The game is only a game in the sense that a choose your own adventure book is. There are multiple endings in IP that reflect the choices you make in the game and how well you do throughout it, including multiple dead ends (the ‘Game Over’ screens in other, more traditional games). You move the characters from destination to destination, but it’s all preset; your choices lay in the actions you choose to make your characters do. In the opening sequence, main man on the bad end Lucas commits murder in the bathroom stall of a restaurant. You have to get out of there, but you have to make several choices first. Should the body be moved? What about the murder weapon? Should you go out through the door, or the window? Oh shoot, the window’s barred shut - what about these cuts on your arms? At the climax of every scene things become a hectic, yet fun mess of choices.
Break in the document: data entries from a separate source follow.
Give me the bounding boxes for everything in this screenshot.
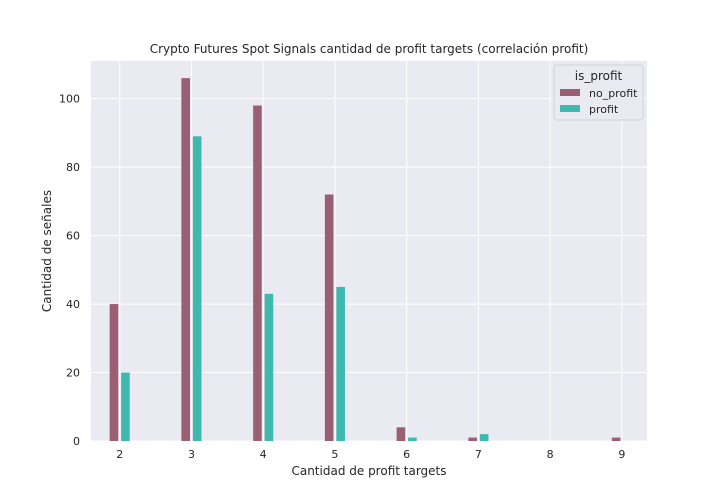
bars [109, 78, 621, 442]
chart-title: Crypto Futures Spot Signals cantidad de … [150, 42, 589, 56]
bar-profit-3 [192, 136, 202, 442]
y-axis-ticks: 0 20 40 60 80 100 [59, 93, 80, 448]
y-tick-label: 100 [59, 93, 80, 106]
bar-no_profit-3 [181, 78, 191, 441]
x-tick-label: 3 [188, 448, 195, 461]
bar-no_profit-6 [396, 427, 406, 441]
legend-title: is_profit [575, 69, 623, 83]
y-axis-label: Cantidad de señales [40, 190, 54, 312]
legend-label-profit: profit [589, 103, 619, 116]
bar-no_profit-4 [253, 105, 262, 441]
x-tick-label: 7 [475, 448, 482, 461]
y-tick-label: 80 [66, 161, 80, 174]
bar-no_profit-2 [109, 304, 119, 441]
y-tick-label: 40 [66, 298, 80, 311]
x-tick-label: 5 [331, 448, 338, 461]
legend-swatch-no_profit [560, 89, 580, 96]
x-tick-label: 9 [618, 448, 625, 461]
y-tick-label: 20 [66, 367, 80, 380]
bar-no_profit-7 [468, 437, 477, 441]
bar-no_profit-9 [611, 437, 621, 441]
x-tick-label: 4 [260, 448, 267, 461]
y-tick-label: 0 [73, 435, 80, 448]
bar-profit-7 [479, 434, 489, 441]
bar-profit-4 [264, 293, 274, 441]
bar-profit-5 [336, 286, 345, 441]
bar-profit-6 [408, 437, 417, 441]
legend-label-no_profit: no_profit [589, 87, 638, 100]
bar-profit-2 [121, 372, 130, 441]
y-tick-label: 60 [66, 230, 80, 243]
x-tick-label: 8 [547, 448, 554, 461]
x-tick-label: 2 [116, 448, 123, 461]
x-tick-label: 6 [403, 448, 410, 461]
x-axis-ticks: 2 3 4 5 6 7 8 9 [116, 448, 625, 461]
legend-swatch-profit [560, 105, 580, 112]
x-axis-label: Cantidad de profit targets [291, 464, 446, 478]
bar-no_profit-5 [324, 194, 334, 441]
And then there’s the ‘other’ type of climaxes… the action scenes. These scenes are the previously mentioned Simon Says games. Circles representing the two joysticks appear on the screen as your character is running away from a car bent on running him over, for example. The circles will flash in a certain direction, say the left flashes at the top, and then the right flashes at the bottom. After the sequence of flashes, you have to move the joysticks in the exact same direction. If you fail, you lose a ‘life’, of which you have several of (and can gain more of). Lose all of them and it’s a dead end for you. Succeed, and the action sequence carries on. Sometimes it turns into button mashing affairs; jamming on the L and R buttons alternatively is another way that an action sequence can carry out. These particular parts of the game aren’t dull, but it would’ve been so much better if you had full control over your character during the sequences. But then it’d be a game again.
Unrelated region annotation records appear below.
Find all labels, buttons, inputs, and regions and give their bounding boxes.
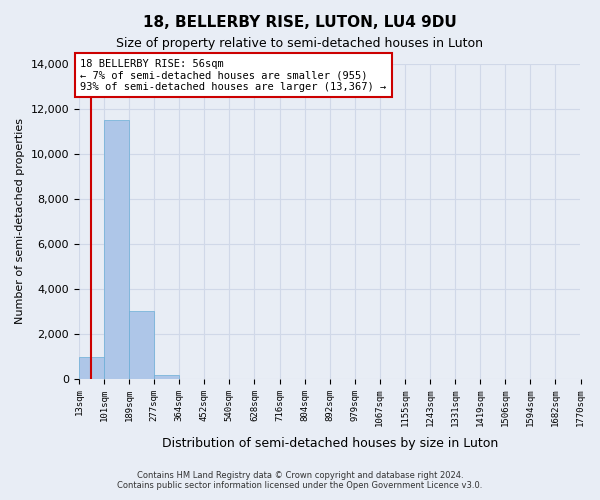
Text: 18, BELLERBY RISE, LUTON, LU4 9DU: 18, BELLERBY RISE, LUTON, LU4 9DU — [143, 15, 457, 30]
Text: Size of property relative to semi-detached houses in Luton: Size of property relative to semi-detach… — [116, 38, 484, 51]
Text: Contains HM Land Registry data © Crown copyright and database right 2024.
Contai: Contains HM Land Registry data © Crown c… — [118, 470, 482, 490]
Bar — [154, 375, 179, 378]
Bar — [79, 357, 104, 378]
Y-axis label: Number of semi-detached properties: Number of semi-detached properties — [15, 118, 25, 324]
Text: 18 BELLERBY RISE: 56sqm
← 7% of semi-detached houses are smaller (955)
93% of se: 18 BELLERBY RISE: 56sqm ← 7% of semi-det… — [80, 58, 386, 92]
Bar — [104, 120, 129, 378]
X-axis label: Distribution of semi-detached houses by size in Luton: Distribution of semi-detached houses by … — [161, 437, 498, 450]
Bar — [129, 311, 154, 378]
The main problem with IP is that while it makes a bold attempt at being different (and succeeds in that regard), it doesn’t make it that fun. It’s an entertaining run-through (slowed down twice by two extremely boring stealth sequences, I might add), but after you complete it the first time you’ll realize there’s really not much will to go through it again. I mean, if don’t watch movies then the plot’s several other endings may compel you to give it another spin, but the game isn’t really fun enough to warrant that. It disguises its faults the first time because you’re so awed by it’s innovation that you can ignore it; the second time it shows its ugly face and makes you realize what the game really is. IP is a solid fray into the void of oddball games, but unlike Katamari Damacy or Ico, it isn’t thoroughly fun. But for that first time through, man, is it awesome.